To show just how far the league has grown in quality, a comparison of the nationalities of all players in 1996 to 2014 will show just how the league has evolved in competitiveness and as a business.
Below is a bar graph of the number of domestic and foreign players in 1996 and in 2014.
Obviously the number of players in the league in 1996 is significantly lower because there were only ten teams that debuted in 1996. MLS has nineteen teams in 2014 with twenty set to play in 2015. Below is another graph which represents the percentage of foreign-born players in the league and U.S.-born players in 1996 and 2014. It should be noted that there is a disparity in the average number of players on each roster in 1996 and 2014. 1996 had fewer players on the roster with 24.7 compared to 29.4 in 2014.

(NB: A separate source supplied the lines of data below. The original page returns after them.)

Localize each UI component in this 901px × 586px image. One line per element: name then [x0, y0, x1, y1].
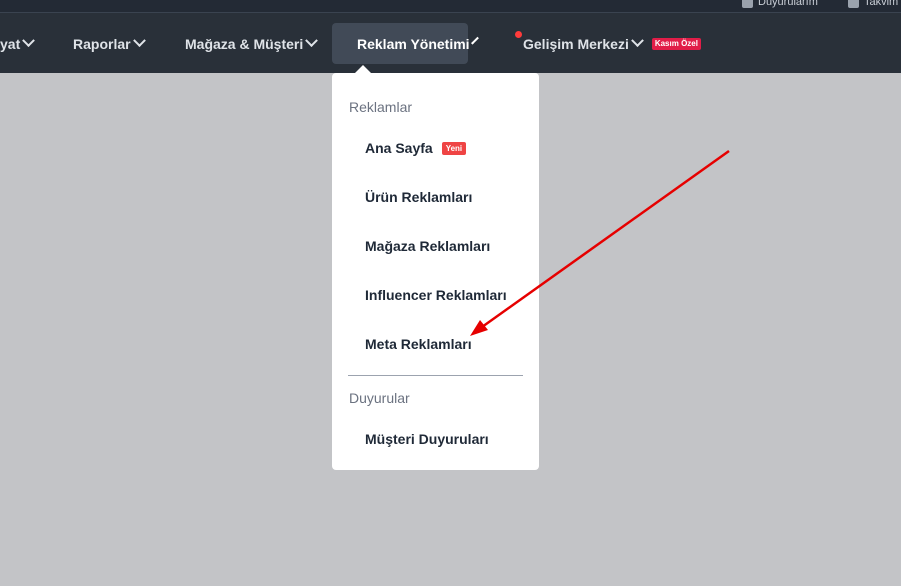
announcements-link[interactable]: Duyurularım [742, 0, 818, 8]
dropdown-divider [348, 375, 523, 376]
nav-item-label: yat [0, 35, 21, 52]
menu-item-influencer-ads[interactable]: Influencer Reklamları [365, 287, 507, 303]
new-badge: Yeni [441, 141, 467, 155]
nav-item-label: Mağaza & Müşteri [185, 35, 304, 52]
bell-icon [742, 0, 753, 8]
menu-item-meta-ads[interactable]: Meta Reklamları [365, 336, 472, 352]
nav-item-label: Raporlar [73, 35, 131, 52]
menu-item-label: Ürün Reklamları [365, 189, 473, 205]
calendar-link[interactable]: Takvim [848, 0, 898, 8]
nav-item-label: Gelişim Merkezi [523, 35, 629, 52]
menu-item-customer-announcements[interactable]: Müşteri Duyuruları [365, 431, 489, 447]
nav-item-ad-management[interactable]: Reklam Yönetimi [332, 23, 479, 64]
calendar-link-label: Takvim [864, 0, 899, 8]
nav-item-store-customer[interactable]: Mağaza & Müşteri [185, 23, 319, 64]
menu-item-product-ads[interactable]: Ürün Reklamları [365, 189, 472, 205]
menu-item-home[interactable]: Ana Sayfa Yeni [365, 140, 467, 156]
chevron-down-icon [470, 36, 479, 45]
menu-item-label: Ana Sayfa [365, 140, 433, 156]
top-utility-bar: Duyurularım Takvim [0, 0, 901, 13]
menu-item-label: Meta Reklamları [365, 336, 472, 352]
chevron-down-icon [305, 34, 319, 48]
dropdown-caret [354, 65, 372, 74]
section-title-announcements: Duyurular [349, 390, 410, 406]
announcements-link-label: Duyurularım [758, 0, 818, 8]
main-navbar: yat Raporlar Mağaza & Müşteri Reklam Yön… [0, 13, 901, 73]
menu-item-label: Mağaza Reklamları [365, 238, 491, 254]
nav-item-partial[interactable]: yat [0, 23, 36, 64]
nav-item-label: Reklam Yönetimi [357, 35, 470, 52]
ad-management-dropdown: Reklamlar Ana Sayfa Yeni Ürün Reklamları… [332, 65, 539, 470]
chevron-down-icon [132, 34, 146, 48]
menu-item-store-ads[interactable]: Mağaza Reklamları [365, 238, 490, 254]
nav-item-reports[interactable]: Raporlar [73, 23, 146, 64]
chevron-down-icon [22, 34, 36, 48]
section-title-ads: Reklamlar [349, 99, 413, 115]
chevron-down-icon [630, 34, 644, 48]
nav-item-development-center[interactable]: Gelişim Merkezi Kasım Özel [515, 23, 701, 64]
notification-dot [515, 31, 522, 38]
calendar-icon [848, 0, 859, 8]
menu-item-label: Müşteri Duyuruları [365, 431, 489, 447]
promo-badge: Kasım Özel [651, 37, 701, 50]
menu-item-label: Influencer Reklamları [365, 287, 507, 303]
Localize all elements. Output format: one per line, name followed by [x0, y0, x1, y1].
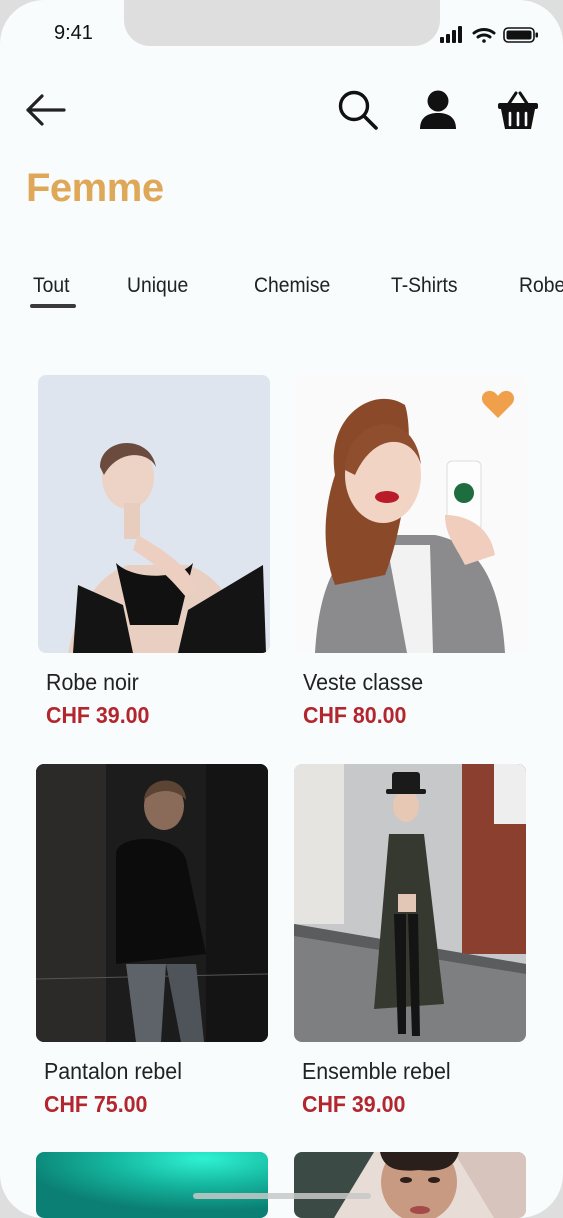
tab-robe[interactable]: Robe	[519, 274, 563, 298]
tab-unique[interactable]: Unique	[127, 274, 188, 298]
product-name: Pantalon rebel	[44, 1058, 182, 1084]
active-tab-indicator	[30, 304, 76, 308]
product-image	[36, 764, 268, 1042]
product-card-robe-noir[interactable]: Robe noir CHF 39.00	[38, 375, 270, 735]
device-notch	[124, 0, 440, 46]
category-tabs: Tout Unique Chemise T-Shirts Robe	[0, 274, 563, 314]
basket-icon[interactable]	[496, 89, 540, 131]
tab-t-shirts[interactable]: T-Shirts	[391, 274, 458, 298]
product-price: CHF 39.00	[302, 1091, 406, 1117]
product-name: Robe noir	[46, 669, 139, 695]
cellular-signal-icon	[440, 26, 462, 43]
status-time: 9:41	[54, 22, 93, 44]
product-price: CHF 75.00	[44, 1091, 148, 1117]
tab-chemise[interactable]: Chemise	[254, 274, 330, 298]
product-price: CHF 39.00	[46, 702, 150, 728]
heart-icon[interactable]	[481, 389, 515, 419]
battery-icon	[503, 27, 538, 43]
user-icon[interactable]	[418, 89, 458, 131]
product-price: CHF 80.00	[303, 702, 407, 728]
product-card-partial-2[interactable]	[294, 1152, 526, 1218]
wifi-icon	[472, 28, 496, 43]
back-arrow-icon[interactable]	[24, 92, 66, 128]
product-card-partial-1[interactable]	[36, 1152, 268, 1218]
product-image	[294, 1152, 526, 1218]
tab-tout[interactable]: Tout	[33, 274, 70, 298]
product-name: Veste classe	[303, 669, 424, 695]
product-card-ensemble-rebel[interactable]: Ensemble rebel CHF 39.00	[294, 764, 526, 1124]
status-icons	[440, 26, 538, 43]
product-image	[294, 764, 526, 1042]
page-title: Femme	[26, 166, 164, 210]
product-name: Ensemble rebel	[302, 1058, 451, 1084]
product-image	[38, 375, 270, 653]
home-indicator	[193, 1193, 371, 1199]
product-image	[36, 1152, 268, 1218]
product-card-pantalon-rebel[interactable]: Pantalon rebel CHF 75.00	[36, 764, 268, 1124]
product-card-veste-classe[interactable]: Veste classe CHF 80.00	[295, 375, 527, 735]
phone-screen: 9:41 Femme Tout Unique Chemise T-Shirts …	[0, 0, 563, 1218]
search-icon[interactable]	[337, 89, 379, 131]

This graph is even more telling on the financial and competitive state of the league. In 1996, there were fewer roster restrictions on clubs, but many teams still erred on the side of caution when creating their rosters. For the most part, clubs took fewer risks on expensive talent from abroad. The North American Soccer League folded in the 1980s because players’ salaries crippled financial viability of the league. Therefore, the league opened with significantly more American-born players because they were mostly unproven and relatively inexpensive. Regardless of the cost, the league hoped that a few domestic players would emerge and the marketability of the league would be based off of these players.

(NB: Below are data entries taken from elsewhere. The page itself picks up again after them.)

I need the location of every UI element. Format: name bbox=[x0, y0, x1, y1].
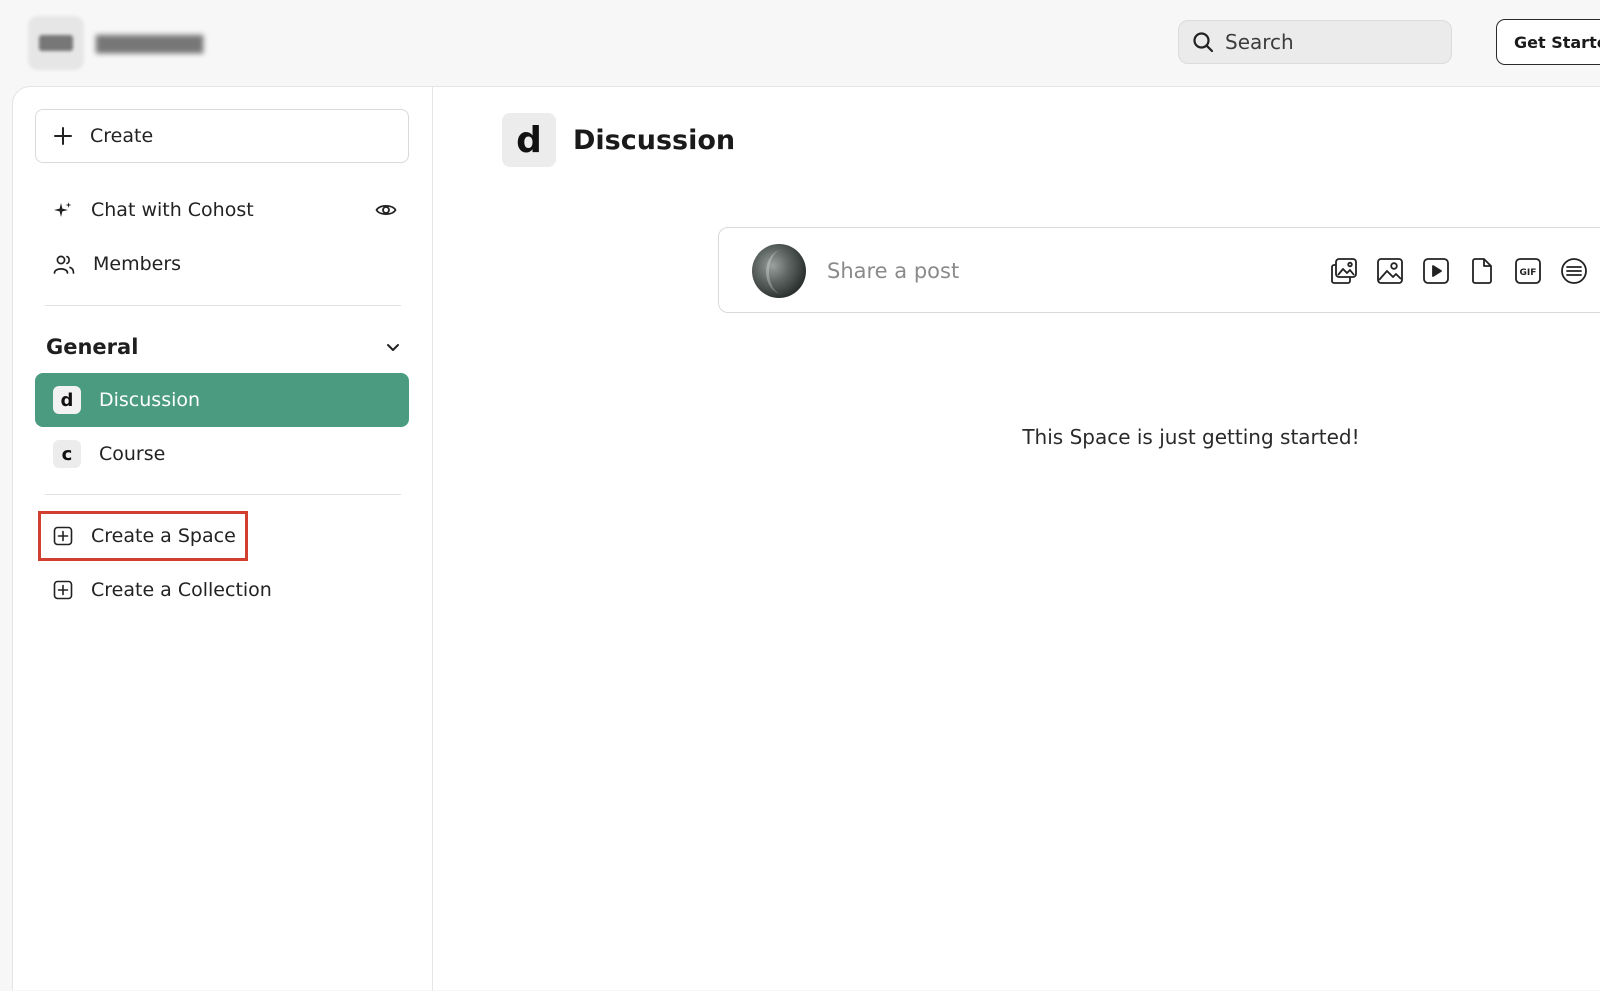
top-bar: ▇▇▇▇▇▇▇▇ Get Started bbox=[0, 0, 1600, 86]
create-collection-button[interactable]: Create a Collection bbox=[35, 563, 409, 617]
sidebar-divider bbox=[45, 305, 401, 306]
empty-state-message: This Space is just getting started! bbox=[1022, 425, 1360, 449]
svg-text:GIF: GIF bbox=[1520, 268, 1537, 278]
community-brand[interactable]: ▇▇▇▇▇▇▇▇ bbox=[28, 16, 218, 70]
create-collection-label: Create a Collection bbox=[91, 579, 272, 601]
video-icon[interactable] bbox=[1421, 256, 1451, 286]
main-content: d Discussion Share a post GIF This Space… bbox=[434, 87, 1600, 991]
share-post-input[interactable] bbox=[827, 254, 1207, 288]
sidebar: Create Chat with Cohost Members General … bbox=[13, 87, 433, 991]
sidebar-item-members[interactable]: Members bbox=[35, 237, 409, 291]
create-space-label: Create a Space bbox=[91, 525, 236, 547]
community-name-blurred: ▇▇▇▇▇▇▇▇ bbox=[96, 32, 203, 54]
plus-square-icon bbox=[53, 580, 73, 600]
section-header-general[interactable]: General bbox=[46, 331, 401, 363]
members-icon bbox=[53, 255, 75, 274]
chevron-down-icon bbox=[387, 344, 399, 351]
space-label: Discussion bbox=[99, 389, 201, 411]
sidebar-item-label: Members bbox=[93, 253, 182, 275]
plus-square-icon bbox=[53, 526, 73, 546]
plus-icon bbox=[54, 127, 72, 145]
image-icon[interactable] bbox=[1375, 256, 1405, 286]
create-button-label: Create bbox=[90, 125, 154, 147]
search-icon bbox=[1193, 32, 1214, 53]
gallery-icon[interactable] bbox=[1329, 256, 1359, 286]
search-bar[interactable] bbox=[1178, 20, 1452, 64]
gif-icon[interactable]: GIF bbox=[1513, 256, 1543, 286]
sidebar-item-chat-with-cohost[interactable]: Chat with Cohost bbox=[35, 183, 409, 237]
create-space-button[interactable]: Create a Space bbox=[35, 509, 409, 563]
sidebar-space-course[interactable]: c Course bbox=[35, 427, 409, 481]
space-badge-large: d bbox=[502, 113, 556, 167]
space-badge: d bbox=[53, 386, 81, 414]
avatar bbox=[752, 244, 806, 298]
eye-icon[interactable] bbox=[375, 200, 397, 220]
create-button[interactable]: Create bbox=[35, 109, 409, 163]
section-title: General bbox=[46, 335, 139, 359]
space-label: Course bbox=[99, 443, 166, 465]
space-badge: c bbox=[53, 440, 81, 468]
post-composer[interactable]: GIF bbox=[718, 227, 1600, 313]
file-icon[interactable] bbox=[1467, 256, 1497, 286]
page-title: Discussion bbox=[573, 124, 736, 156]
sidebar-item-label: Chat with Cohost bbox=[91, 199, 254, 221]
sidebar-divider bbox=[45, 494, 401, 495]
app-shell: Create Chat with Cohost Members General … bbox=[12, 86, 1600, 991]
page-header: d Discussion bbox=[502, 113, 735, 167]
search-input[interactable] bbox=[1225, 30, 1425, 54]
sidebar-space-discussion[interactable]: d Discussion bbox=[35, 373, 409, 427]
sparkle-icon bbox=[54, 202, 72, 217]
community-logo bbox=[28, 16, 84, 70]
poll-icon[interactable] bbox=[1559, 256, 1589, 286]
get-started-button[interactable]: Get Started bbox=[1496, 19, 1600, 65]
composer-toolbar: GIF bbox=[1329, 256, 1600, 286]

The competitiveness and quality of the league in its inaugural season pales in comparison to the diversity that the league boasts in 2014. Any league which strives to compete globally should strive to be more heterogeneous rather than homogeneous. Most leagues around the world have more domestic players than foreign players, however, the number of foreign and domestic players is balanced on some of the best teams in the world and in the best leagues. Drawing from top talent around the world, including domestically, creates the most competitive play on the field.
This also shows the growth of the league over the past nineteen years. In 1996, players from thirty-five countries were represented. That number has almost doubled with sixty countries represented in the 2014 player pool. The league has taken decidedly more risks since 1996, signing foreign players to larger contracts in order to help raise the level of play in the league. This did not occur overnight. The credibility of MLS has grown incrementally as foreign players in the league are constantly speaking about the professionalism and competitiveness of the league. With more diversity MLS has also increased its marketability to attract more foreign players and begin to step out of the shadows of some of the larger leagues in the world.
A little perspective can go a long way in understanding just how far MLS has come since its inaugural season. The league has grown and expanded both on and off the field since 1996. Despite its short history, MLS has taken the fast track and mimicked the models of other diverse and competitive leagues around the world.